On a personal level, I’ve spent about 25 hours on the course, I’ve blogged about it four times, and I’ve tweeted about it, umm, more than once (I think).  I’ve read or consumed more than 70 posts, documents, videos, and web conferences related to the course, and I’ve commented on about 10% of them. My notes are more than 16 pages long and are summarized in the Wordle image on this post (click on it for a better view).

Mostly, I’ve kept up by reading the daily email that comes from the course, which lists the upcoming events, recent blog posts, and tweets that use the #change11 course tag. I also set up a Paper.li newspaper using the #change11 course tag. This gives me an overview of the links posted via Twitter related to the Change course, all formatted as a daily newspaper. Admittedly, I haven’t always been faithful about using the tag, and I’m sure others have been doing the same thing. So the numbers cited above are probably estimates on the low side.

I’ve been trying to keep track of my level of engagement because I’m participating in a pilot project involving graduate workshop credit for MOOC participation. We’re trying to figure out how to make this authentic learning experience fit into the framework of formal continuing education workshops. Why shouldn’t work in a MOOC count toward teacher licensure renewal or salary advancement? Some would argue that participation in a MOOC is more relevant than taking a graduate workshop at a university. But the challenges are many. We have to find a way to ensure that people are really participating, that they’re really engaging with the content and other participants, and that they’re finding a way to make it relevant to their own professional lives.

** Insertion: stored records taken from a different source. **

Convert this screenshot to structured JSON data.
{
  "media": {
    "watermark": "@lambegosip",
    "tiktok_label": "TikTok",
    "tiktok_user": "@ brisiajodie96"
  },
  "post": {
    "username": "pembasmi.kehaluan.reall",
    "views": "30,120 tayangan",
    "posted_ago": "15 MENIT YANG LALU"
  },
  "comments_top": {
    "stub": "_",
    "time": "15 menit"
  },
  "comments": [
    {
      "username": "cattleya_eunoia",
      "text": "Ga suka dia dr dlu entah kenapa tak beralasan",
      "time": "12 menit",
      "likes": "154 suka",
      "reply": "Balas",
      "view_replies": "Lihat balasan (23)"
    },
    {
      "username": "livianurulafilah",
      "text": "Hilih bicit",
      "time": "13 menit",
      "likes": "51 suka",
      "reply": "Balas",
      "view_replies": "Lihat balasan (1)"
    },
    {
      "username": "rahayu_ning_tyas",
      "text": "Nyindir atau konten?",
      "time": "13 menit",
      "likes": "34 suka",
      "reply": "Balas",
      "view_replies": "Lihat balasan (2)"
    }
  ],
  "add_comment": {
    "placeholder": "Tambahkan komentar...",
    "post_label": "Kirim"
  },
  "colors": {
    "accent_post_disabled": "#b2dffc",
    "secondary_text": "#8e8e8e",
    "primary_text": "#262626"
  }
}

Plus. the regents like to see things like contact hours and some sort of tangible product that can be assessed.

In my case, then, a typical week consists of about 107 minutes of engagement. I read about 5 web resources. I take just over a page of notes. I make a comment on a blog post about every two weeks, and I post on my blog about the course roughly once a month. That’s well below my expected level of engagement, which called for about 30% more consumption of others’ content, and about double the contributions from me.

But none of this counts the related non-change11 stuff I’ve been doing. I bought and read Chris Lehmman’s new book on Web 2.0 tools and Will Richardson’s book on Personal Learning Networks. I passed them around among our administrative leadership team, and we’ve had many conversations about the future of schools. I attended a21st Century Learning summit with my superintendent, and we spent a lot of time talking about how to reinvent our successful public school to continue to meet the needs of our students. And because my professional learning network is already in tune with many of the topics in the Change11 course, the same ideas keep coming up over and over in the normal conversation flow through those networks. That happens with or without the course tag. For most, that’s just lifelong learning. It’s great that my personal professional development is so embedded in my professional life and my online identity. But in this case, because I’m trying to track it, it’s a little messy.

The challenges for me, moving forward, are to increase my level of engagement with the other MOOC participants, and to bring some of these conversations down to the local level. I need to be engaging my teachers, my administrators, and my community members in these ideas about what next generation learning looks like. I hope to use several different strategies to accomplish this. Without using the terminology and structure, we may be bringing some of the elements of the MOOC into our school district as a professional development model.

2012 is going to be an exciting year.